Anyone else see any weirdness there?
This happens. Something in the circuit is oscillating or near oscillating and LTSpice is dutifully using small simulation time steps to try to capture the additional detail, which may or may not actually show up in the eventual output.
Sometimes when this happens I add a pF (or less) cap from an op-amp output to in-, or a RC snubber (again with very small C) to a critical node, usually an output. This usually resolves the problem entirely without having any substantial effect on the circuit. Remember that real circuit construction introduces all kinds of parasitic capacitances and inductances, and this is just adding some of those into the simulation  ;D
Title: Re: LTSpice taking longer than normal....
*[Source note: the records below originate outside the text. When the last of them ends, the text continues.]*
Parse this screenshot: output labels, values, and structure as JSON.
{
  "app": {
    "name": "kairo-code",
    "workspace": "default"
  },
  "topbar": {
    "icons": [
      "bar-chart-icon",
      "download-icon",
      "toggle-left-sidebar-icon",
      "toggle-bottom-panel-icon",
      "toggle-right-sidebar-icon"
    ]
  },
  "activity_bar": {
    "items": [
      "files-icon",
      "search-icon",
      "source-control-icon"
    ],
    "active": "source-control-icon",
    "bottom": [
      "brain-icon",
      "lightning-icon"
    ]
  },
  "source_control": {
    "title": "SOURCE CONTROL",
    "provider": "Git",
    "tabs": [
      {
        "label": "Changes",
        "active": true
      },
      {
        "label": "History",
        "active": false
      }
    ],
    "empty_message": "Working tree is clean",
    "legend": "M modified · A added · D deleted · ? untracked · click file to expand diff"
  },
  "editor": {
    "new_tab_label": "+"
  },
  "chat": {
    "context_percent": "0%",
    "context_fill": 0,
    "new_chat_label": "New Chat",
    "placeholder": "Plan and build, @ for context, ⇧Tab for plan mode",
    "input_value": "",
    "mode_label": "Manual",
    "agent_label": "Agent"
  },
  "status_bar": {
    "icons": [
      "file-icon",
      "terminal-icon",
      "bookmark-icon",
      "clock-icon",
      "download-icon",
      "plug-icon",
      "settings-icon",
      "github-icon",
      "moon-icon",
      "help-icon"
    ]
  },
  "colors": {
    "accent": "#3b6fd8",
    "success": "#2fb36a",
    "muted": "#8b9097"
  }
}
Post by: Smokey on October 07, 2015, 07:18:50 pm
Thanks for the good feedback.  I was just curious if they maybe changed the way something worked behind the scenes that was causing anyone else problems.  I don't have any evidence, or even remember when the last time I did an update was.  Just a shot in the dark. 

I like the suggestion of adding some parasitic capacitance.  I'll do that and see if it helps. 
Title: Re: LTSpice taking longer than normal....
Post by: exmadscientist on October 08, 2015, 04:39:05 am
I've also noticed that it's worth trying the Alternate solver mode when things are having trouble converging. "Alternate" is supposed to use higher internal precision and run slower, so I assume the situations where it's actually faster are a sign of severe ill-conditioning somewhere, as others have described above.